Эккерман на сей раз промолчал, понимая, что Гёте разворошил муравейник. Кто-то подумает: кому захочется читать тысячи китайских романов? Но кто-то и примет точку зрения Гёте. Кто-то вроде Эккермана, исполненный предубеждений, невежества и скептицизма, был бы рад ограничиться легким потрясением. Столкнувшись с твердолобостью помощника, Гёте сформулировал термин, который должен был бы заставить собеседника сойти с занятой позиции, и веско произнес: «На очереди эпоха всемирной литературы, и каждый должен содействовать скорейшему ее наступлению»[543]
.Этим озарением, возникновением термина «всемирная литература» мы обязаны Эккерману, его настойчивости, его отчаянному решению совершить двухнедельный пеший поход до Веймара, чтобы встретиться с Гёте, его готовности служить собеседником мудрецу и записывать его мысли. Но не в меньшей степени на рождение термина повлияла и малообразованность Эккермана, его неспособность воспринять китайские романы, его убежденность в превосходстве известного ему над неизвестным. Понятию «всемирная литература», как и многим другим новым идеям, требовалась боксерская груша.
Эккерман изложил для нас содержание беседы, в которой родилась идея всемирной литературы, но не объяснил, почему этому космополитическому восприятию суждено было появиться на свет в провинциальном Веймаре. Разве не уместнее было бы этой великой идее возникнуть в какой-нибудь из великих столиц XIX в. – например в Париже или Лондоне?
Гёте вырос в состоятельной и почтенной семье космополитичного Франкфурта, города, где Гутенберг за триста лет до того продал первые триста экземпляров печатной Библии. Поначалу он снискал известность пьесами и стихами, но настоящая слава пришла к нему после романа «Страдания юного Вертера» – истории любовного треугольника, завершившейся самоубийством героя. Спровоцированная романом «вертеровская лихорадка» подтолкнула экзальтированную молодежь обоего пола открыто выражать эмоции в письмах (роман представляет собой переписку влюбленных)[544]

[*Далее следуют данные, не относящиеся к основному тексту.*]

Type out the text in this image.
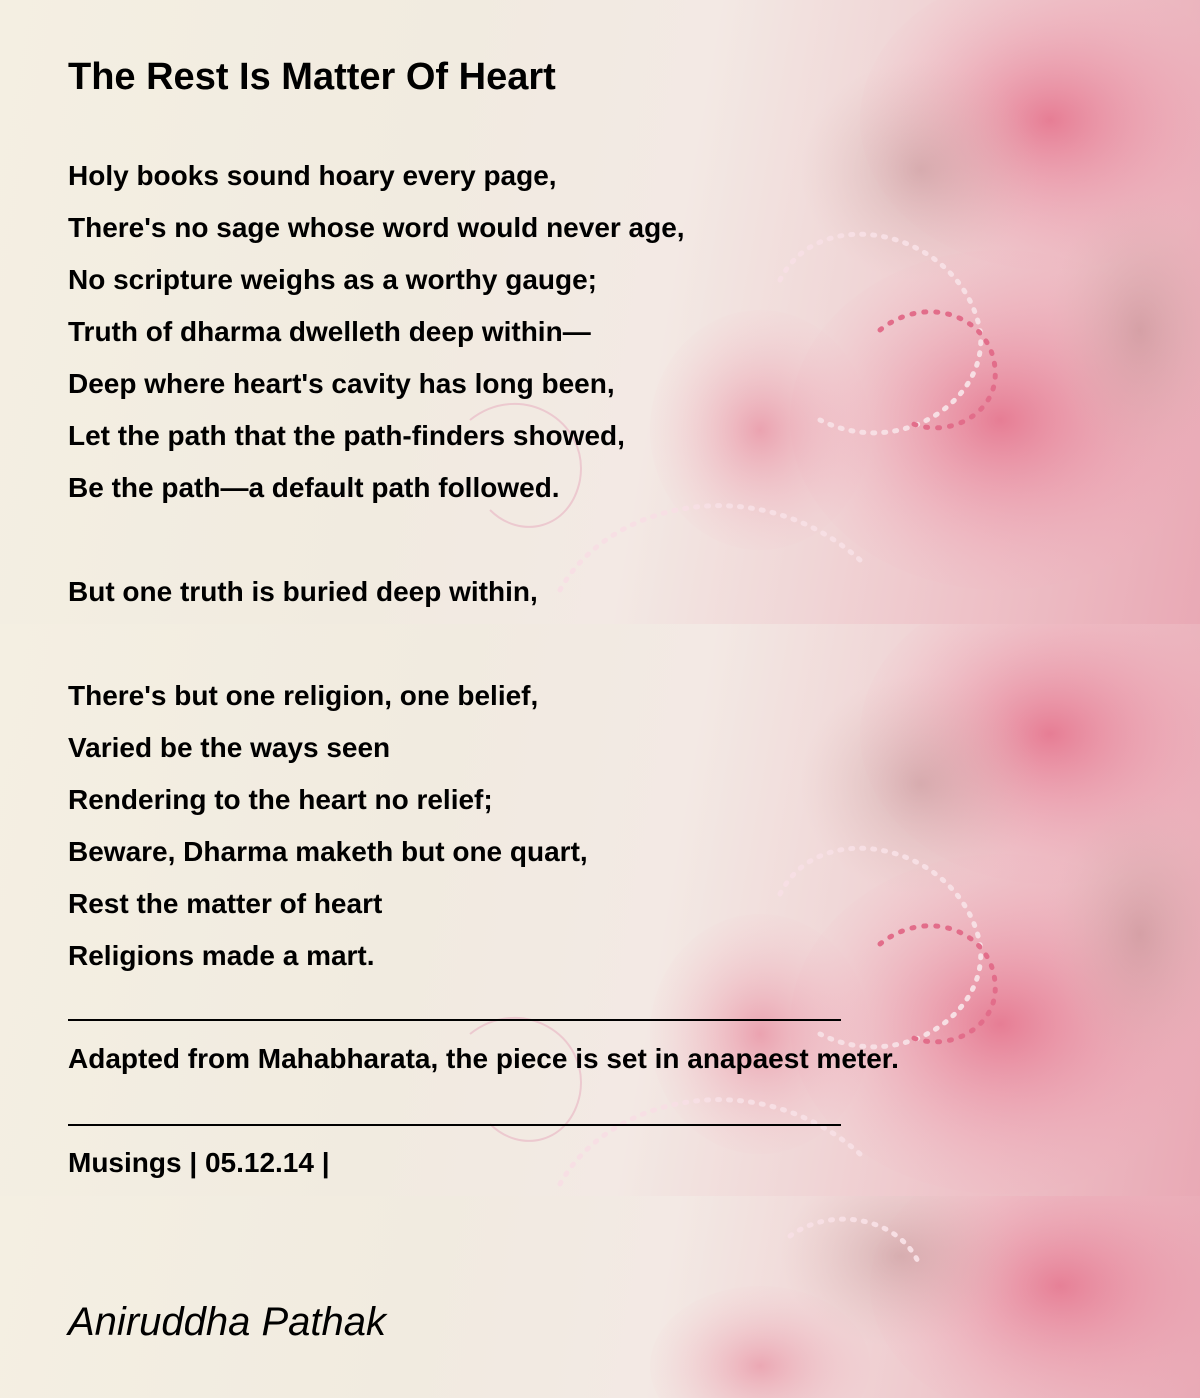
The Rest Is Matter Of Heart
Holy books sound hoary every page,
There's no sage whose word would never age,
No scripture weighs as a worthy gauge;
Truth of dharma dwelleth deep within—
Deep where heart's cavity has long been,
Let the path that the path-finders showed,
Be the path—a default path followed.
But one truth is buried deep within,
There's but one religion, one belief,
Varied be the ways seen
Rendering to the heart no relief;
Beware, Dharma maketh but one quart,
Rest the matter of heart
Religions made a mart.
Adapted from Mahabharata, the piece is set in anapaest meter.
Musings | 05.12.14 |
Aniruddha Pathak
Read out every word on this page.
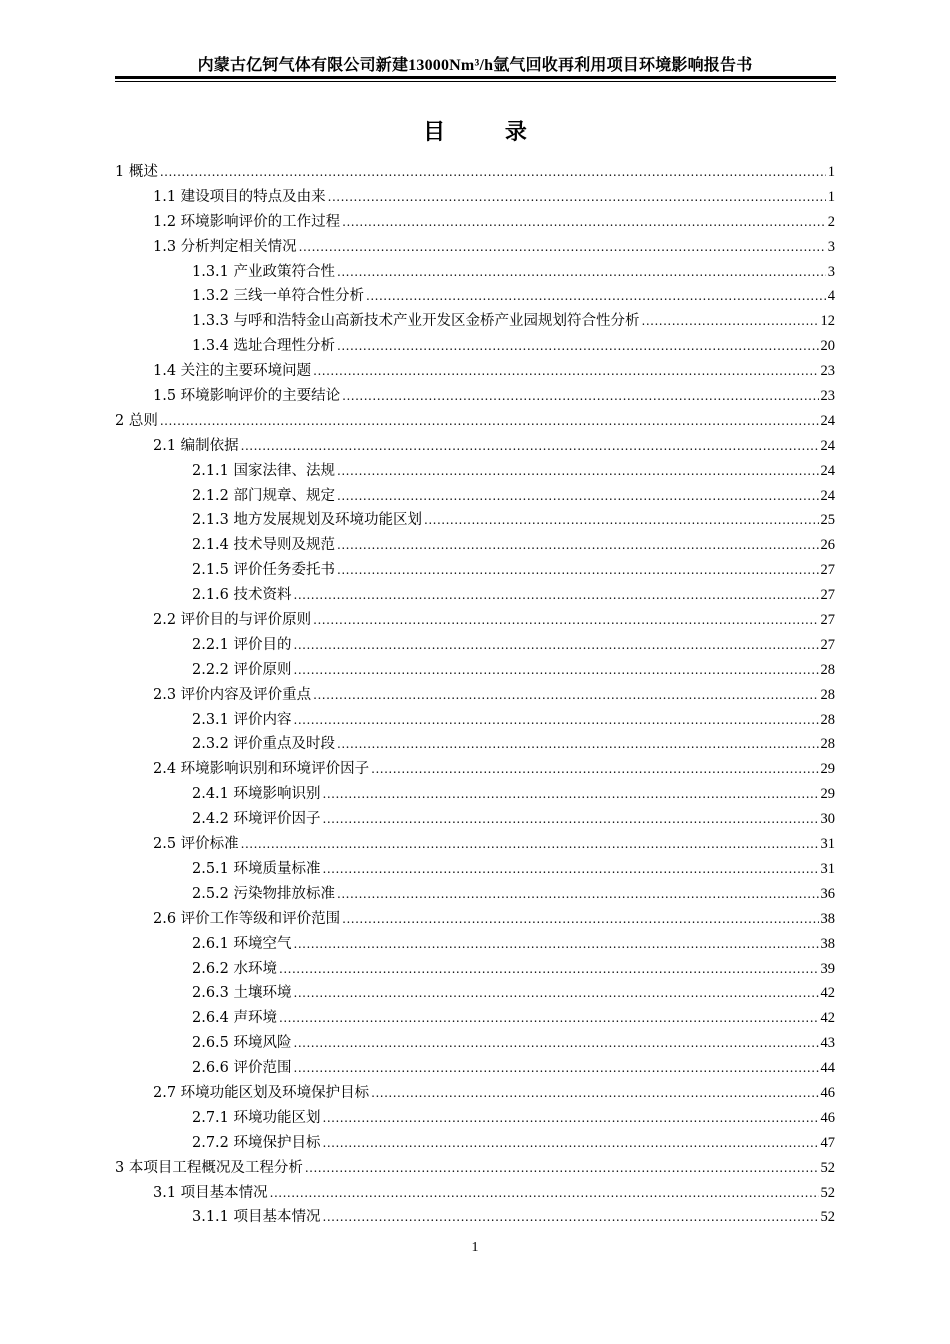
内蒙古亿钶气体有限公司新建13000Nm³/h氩气回收再利用项目环境影响报告书
目 录
1 概述 .....	1
1.1 建设项目的特点及由来 .....	1
1.2 环境影响评价的工作过程 .....	2
1.3 分析判定相关情况 .....	3
1.3.1 产业政策符合性 .....	3
1.3.2 三线一单符合性分析 .....	4
1.3.3 与呼和浩特金山高新技术产业开发区金桥产业园规划符合性分析 .....	12
1.3.4 选址合理性分析 .....	20
1.4 关注的主要环境问题 .....	23
1.5 环境影响评价的主要结论 .....	23
2 总则 .....	24
2.1 编制依据 .....	24
2.1.1 国家法律、法规 .....	24
2.1.2 部门规章、规定 .....	24
2.1.3 地方发展规划及环境功能区划 .....	25
2.1.4 技术导则及规范 .....	26
2.1.5 评价任务委托书 .....	27
2.1.6 技术资料 .....	27
2.2 评价目的与评价原则 .....	27
2.2.1 评价目的 .....	27
2.2.2 评价原则 .....	28
2.3 评价内容及评价重点 .....	28
2.3.1 评价内容 .....	28
2.3.2 评价重点及时段 .....	28
2.4 环境影响识别和环境评价因子 .....	29
2.4.1 环境影响识别 .....	29
2.4.2 环境评价因子 .....	30
2.5 评价标准 .....	31
2.5.1 环境质量标准 .....	31
2.5.2 污染物排放标准 .....	36
2.6 评价工作等级和评价范围 .....	38
2.6.1 环境空气 .....	38
2.6.2 水环境 .....	39
2.6.3 土壤环境 .....	42
2.6.4 声环境 .....	42
2.6.5 环境风险 .....	43
2.6.6 评价范围 .....	44
2.7 环境功能区划及环境保护目标 .....	46
2.7.1 环境功能区划 .....	46
2.7.2 环境保护目标 .....	47
3 本项目工程概况及工程分析 .....	52
3.1 项目基本情况 .....	52
3.1.1 项目基本情况 .....	52
1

и создала моду в одежде – синие двубортные фраки, желтые жилеты, высокие сапоги)[545]. Наполеон неоднократно перечитывал роман и счел необходимым лично познакомиться с Гёте. Вероятно, при встрече он высказал и какие-то критические замечания, но Гёте никогда не говорил, что именно не понравилось французскому императору[546].Крылья этого раннего успеха могли бы унести Гёте куда угодно, но он принял приглашение герцога Веймарского поселиться в его провинциальном владении. Приглашение сопровождалось весомыми благами: вскоре оказалось, что Гёте не только осыпан похвалами, не только признан как поэт и прозаик, но и владеет просторным особняком, получает жалованье и имеет весьма широкие служебные обязанности. В герцогстве насчитывалось всего лишь около двухсот тысяч жителей; город Веймар населяли лишь семь тысяч человек, но это было независимое государство. Гёте скоро понял, что город нуждается в усовершенствовании управления, и сделал себя незаменимым. Получив должность «президента палаты», что в Веймаре соответствовало званию первого министра, он взял на себя руководство всем на свете – от театра до дорог, от финансов до военных вопросов; он же выполнял и дипломатические поручения. В дополнение к положению самого знаменитого немецкого писателя он стал человеком мира.
В Веймаре Гёте, несмотря на растущую собственную известность, оказался на «принимающем краю» культурного импорта. Центром культуры в то время являлся Париж (Лондон, хоть и больший по численности, занимал с немалым отставанием второе место), и парижане бойко экспортировали свою национальную культуру, заставляя европейцев читать французские романы, декламировать французскую поэзию, смотреть французские пьесы. Для противостояния французскому засилью Гёте обращался и к Англии – прежде всего к Шекспиру, а также к Сэмюэлу Ричардсону и Лоренсу Стерну. Но и они представляли культурную метрополию. Альтернативой могло бы послужить обращение к собственным национальным традициям, но герцогство было лишь малой частью россыпи мелких и средних немецких государств, еще не сложившихся в национальную державу. Гёте по достоинству ценил немецкую литературу и обладал недосягаемым положением среди немецких литераторов, но этого ему было недостаточно. Он не довольствовался продвижением немецкой национальной культуры как противовеса английской и французской. Если парижане и лондонцы восхищались великой историей своих национальных литератур, а малые народы стремились развивать собственные национальные традиции, то Гёте заинтересовался литературой более отдаленных стран.